C.F. teaching/learning styles, where a lot of people insist that they learn better if taught in a particular way, but my understanding is that the evidence suggests that this is not actually the case.
Most employees would prefer better working conditions (friendlier, better gear or offices) to a higher salary, and it is a common mistake to think otherwise. So if you invest $4k per worker getting them an office, some if not all counts as compensation that will keep them working for you. And if you get more productivity that’s even better.
Ehhhh.
I don’t think that’s accurate, but I guess it varies by industry. I don’t work FAANG. I’ve worked corporate accounting and I’ve worked plant accounting. The kinds of people stuck in ever-shrinking cubicles are making $50k-$80k/year. Putting them in a bigger cubicle is a big chunk of their compensation. Putting them in an office is mind-boggling.

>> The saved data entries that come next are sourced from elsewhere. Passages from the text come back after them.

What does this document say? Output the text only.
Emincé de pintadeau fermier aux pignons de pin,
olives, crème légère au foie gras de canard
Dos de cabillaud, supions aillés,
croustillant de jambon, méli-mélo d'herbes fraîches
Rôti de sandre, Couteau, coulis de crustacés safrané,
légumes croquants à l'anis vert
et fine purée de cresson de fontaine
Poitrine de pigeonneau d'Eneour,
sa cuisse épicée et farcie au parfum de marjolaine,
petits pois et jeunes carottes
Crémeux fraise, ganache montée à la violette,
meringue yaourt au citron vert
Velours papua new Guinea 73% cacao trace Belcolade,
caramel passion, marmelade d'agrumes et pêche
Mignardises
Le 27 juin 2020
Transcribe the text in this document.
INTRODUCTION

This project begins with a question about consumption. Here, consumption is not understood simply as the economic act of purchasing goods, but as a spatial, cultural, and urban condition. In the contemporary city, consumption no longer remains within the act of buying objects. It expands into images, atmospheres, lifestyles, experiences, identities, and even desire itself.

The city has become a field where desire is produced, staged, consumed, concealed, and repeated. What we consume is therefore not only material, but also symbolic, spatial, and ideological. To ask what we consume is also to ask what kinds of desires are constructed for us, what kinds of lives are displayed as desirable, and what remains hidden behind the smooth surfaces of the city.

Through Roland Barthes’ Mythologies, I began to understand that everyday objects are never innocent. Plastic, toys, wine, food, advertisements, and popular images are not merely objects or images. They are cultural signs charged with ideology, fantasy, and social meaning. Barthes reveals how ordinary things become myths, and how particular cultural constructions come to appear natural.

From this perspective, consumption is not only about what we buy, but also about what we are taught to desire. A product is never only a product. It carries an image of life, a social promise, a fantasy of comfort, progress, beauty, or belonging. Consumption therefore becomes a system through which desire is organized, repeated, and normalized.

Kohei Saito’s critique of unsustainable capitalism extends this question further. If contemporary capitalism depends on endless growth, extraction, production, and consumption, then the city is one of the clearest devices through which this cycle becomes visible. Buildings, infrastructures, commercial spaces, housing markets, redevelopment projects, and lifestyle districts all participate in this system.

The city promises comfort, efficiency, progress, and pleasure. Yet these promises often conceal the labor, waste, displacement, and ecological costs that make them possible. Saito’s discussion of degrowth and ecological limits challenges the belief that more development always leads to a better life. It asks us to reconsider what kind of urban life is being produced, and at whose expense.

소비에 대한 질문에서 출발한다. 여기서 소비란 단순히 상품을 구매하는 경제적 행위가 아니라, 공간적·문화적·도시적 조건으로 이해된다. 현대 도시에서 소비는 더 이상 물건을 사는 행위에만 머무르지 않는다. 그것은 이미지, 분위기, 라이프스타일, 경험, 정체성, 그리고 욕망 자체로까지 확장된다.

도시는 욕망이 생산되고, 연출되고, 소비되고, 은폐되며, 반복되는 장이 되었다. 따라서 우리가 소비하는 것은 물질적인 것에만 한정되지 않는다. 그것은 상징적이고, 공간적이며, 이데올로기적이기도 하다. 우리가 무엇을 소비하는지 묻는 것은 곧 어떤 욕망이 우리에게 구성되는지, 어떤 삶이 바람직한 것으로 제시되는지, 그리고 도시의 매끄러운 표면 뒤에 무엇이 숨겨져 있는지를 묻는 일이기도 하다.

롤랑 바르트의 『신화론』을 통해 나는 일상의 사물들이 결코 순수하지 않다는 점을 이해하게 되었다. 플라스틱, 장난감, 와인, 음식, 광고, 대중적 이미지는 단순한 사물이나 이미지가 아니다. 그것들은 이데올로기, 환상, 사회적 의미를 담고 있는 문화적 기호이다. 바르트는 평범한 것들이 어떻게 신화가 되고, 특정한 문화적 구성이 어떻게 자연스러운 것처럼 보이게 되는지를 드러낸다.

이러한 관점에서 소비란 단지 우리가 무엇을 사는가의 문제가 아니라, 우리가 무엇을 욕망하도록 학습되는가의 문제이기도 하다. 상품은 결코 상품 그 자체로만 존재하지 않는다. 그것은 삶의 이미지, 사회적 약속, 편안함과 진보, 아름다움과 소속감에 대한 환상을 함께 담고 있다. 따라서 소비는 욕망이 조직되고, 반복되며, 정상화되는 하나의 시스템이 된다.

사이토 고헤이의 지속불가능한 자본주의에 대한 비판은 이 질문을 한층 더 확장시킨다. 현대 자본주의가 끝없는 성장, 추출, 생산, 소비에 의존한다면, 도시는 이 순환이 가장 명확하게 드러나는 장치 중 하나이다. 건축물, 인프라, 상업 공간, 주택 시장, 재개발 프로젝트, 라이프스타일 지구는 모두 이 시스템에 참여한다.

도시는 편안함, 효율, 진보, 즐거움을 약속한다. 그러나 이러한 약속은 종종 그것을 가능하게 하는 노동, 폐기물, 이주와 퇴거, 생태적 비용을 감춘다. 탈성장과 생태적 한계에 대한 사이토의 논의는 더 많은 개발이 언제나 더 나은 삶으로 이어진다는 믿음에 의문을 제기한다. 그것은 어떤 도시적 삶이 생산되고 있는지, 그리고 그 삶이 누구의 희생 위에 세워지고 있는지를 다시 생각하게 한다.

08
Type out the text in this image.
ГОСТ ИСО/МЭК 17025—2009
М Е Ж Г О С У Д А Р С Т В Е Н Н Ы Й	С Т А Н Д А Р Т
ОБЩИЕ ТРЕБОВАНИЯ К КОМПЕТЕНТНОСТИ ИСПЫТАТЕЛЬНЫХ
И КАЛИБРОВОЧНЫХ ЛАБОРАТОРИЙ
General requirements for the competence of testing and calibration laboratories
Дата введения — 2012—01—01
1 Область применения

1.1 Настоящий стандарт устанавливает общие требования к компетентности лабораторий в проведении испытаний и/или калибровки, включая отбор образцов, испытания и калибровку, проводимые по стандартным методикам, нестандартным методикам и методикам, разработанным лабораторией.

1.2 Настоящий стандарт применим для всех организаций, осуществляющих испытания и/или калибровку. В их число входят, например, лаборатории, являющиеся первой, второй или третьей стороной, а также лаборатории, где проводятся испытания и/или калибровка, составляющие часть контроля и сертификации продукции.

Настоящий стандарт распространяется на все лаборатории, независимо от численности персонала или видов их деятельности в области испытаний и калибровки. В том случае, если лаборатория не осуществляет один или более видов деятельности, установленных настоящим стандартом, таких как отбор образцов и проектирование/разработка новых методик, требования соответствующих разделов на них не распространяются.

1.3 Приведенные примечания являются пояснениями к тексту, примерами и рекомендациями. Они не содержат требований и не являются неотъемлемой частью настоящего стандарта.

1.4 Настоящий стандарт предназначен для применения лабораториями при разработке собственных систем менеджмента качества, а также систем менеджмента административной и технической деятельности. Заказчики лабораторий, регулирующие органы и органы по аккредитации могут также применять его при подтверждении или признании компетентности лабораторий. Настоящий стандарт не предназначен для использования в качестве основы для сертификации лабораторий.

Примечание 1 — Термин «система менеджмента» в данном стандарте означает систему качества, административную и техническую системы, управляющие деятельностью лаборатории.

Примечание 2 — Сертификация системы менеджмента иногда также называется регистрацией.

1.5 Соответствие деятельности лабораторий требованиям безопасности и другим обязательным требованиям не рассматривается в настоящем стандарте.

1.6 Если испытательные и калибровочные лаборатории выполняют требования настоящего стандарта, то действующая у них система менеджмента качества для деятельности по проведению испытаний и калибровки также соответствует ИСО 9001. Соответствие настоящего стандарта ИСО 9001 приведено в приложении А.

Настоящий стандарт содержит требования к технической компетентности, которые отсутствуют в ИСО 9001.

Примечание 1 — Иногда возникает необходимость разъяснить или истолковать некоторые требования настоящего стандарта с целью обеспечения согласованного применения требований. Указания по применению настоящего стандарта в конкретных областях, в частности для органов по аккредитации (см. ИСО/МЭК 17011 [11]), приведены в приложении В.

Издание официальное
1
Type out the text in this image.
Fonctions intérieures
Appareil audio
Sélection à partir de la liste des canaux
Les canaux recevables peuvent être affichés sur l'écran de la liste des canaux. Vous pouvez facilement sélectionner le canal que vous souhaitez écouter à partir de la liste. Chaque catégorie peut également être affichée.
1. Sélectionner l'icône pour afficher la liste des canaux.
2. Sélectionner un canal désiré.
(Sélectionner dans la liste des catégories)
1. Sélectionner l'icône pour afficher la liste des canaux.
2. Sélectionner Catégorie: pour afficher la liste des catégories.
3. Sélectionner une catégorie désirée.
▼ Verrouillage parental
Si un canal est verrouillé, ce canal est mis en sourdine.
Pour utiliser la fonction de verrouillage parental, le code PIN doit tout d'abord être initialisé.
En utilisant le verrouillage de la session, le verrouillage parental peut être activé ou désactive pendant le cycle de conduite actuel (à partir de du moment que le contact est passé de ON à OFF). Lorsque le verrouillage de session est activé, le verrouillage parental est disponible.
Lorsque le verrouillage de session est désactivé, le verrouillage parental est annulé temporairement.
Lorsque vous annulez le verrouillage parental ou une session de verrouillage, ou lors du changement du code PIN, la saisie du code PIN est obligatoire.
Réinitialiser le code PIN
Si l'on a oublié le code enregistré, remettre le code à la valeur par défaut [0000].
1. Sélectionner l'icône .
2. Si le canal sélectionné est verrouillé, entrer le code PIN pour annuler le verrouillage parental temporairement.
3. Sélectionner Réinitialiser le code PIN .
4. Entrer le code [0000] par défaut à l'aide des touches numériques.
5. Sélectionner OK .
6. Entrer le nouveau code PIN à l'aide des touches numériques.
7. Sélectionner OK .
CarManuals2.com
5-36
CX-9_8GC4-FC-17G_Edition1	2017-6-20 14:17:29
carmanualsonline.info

Just imagine going to an interview and being told that your salary is gonna by $5k lower…..BUT, your cubicle is 10×10 instead of 6×6! Isn’t that a sweet deal?
Also, there’s wayyyyyyy better things to spend money if you want to retain workers. Parties, gifts, etc. This company and our my last company had full coffee bars, with baristas, fresh fruit and snacks, and beer taps in the employee cafeteria. Hell, if you’re throwing around thousands, you might as well send all of your employees to Disney World at a subsidized rate or something. You can probably get a discounted rate if you’re sending out everyone.
Should also add that major companies are NOT afraid of spending more money if they think it will attract them talent. A lot of companies are shifting corporate HQs to much higher-priced urban offices in part to attract employees who want to work in the city.
And, finally….again, disclaimer, not a FAANG employee: Most staff analysts can work just fine in a freaking open office. It’s annoying as hell, but successful staff will continue to perform well, because successful staff have talents that usually exceed staff responsibilities. These people are identified and promoted. Regular staff are going to make a crap ton of errors even if you give them an office because they are error-prone. They also are only going to work productively 4-5 hours a day anyways.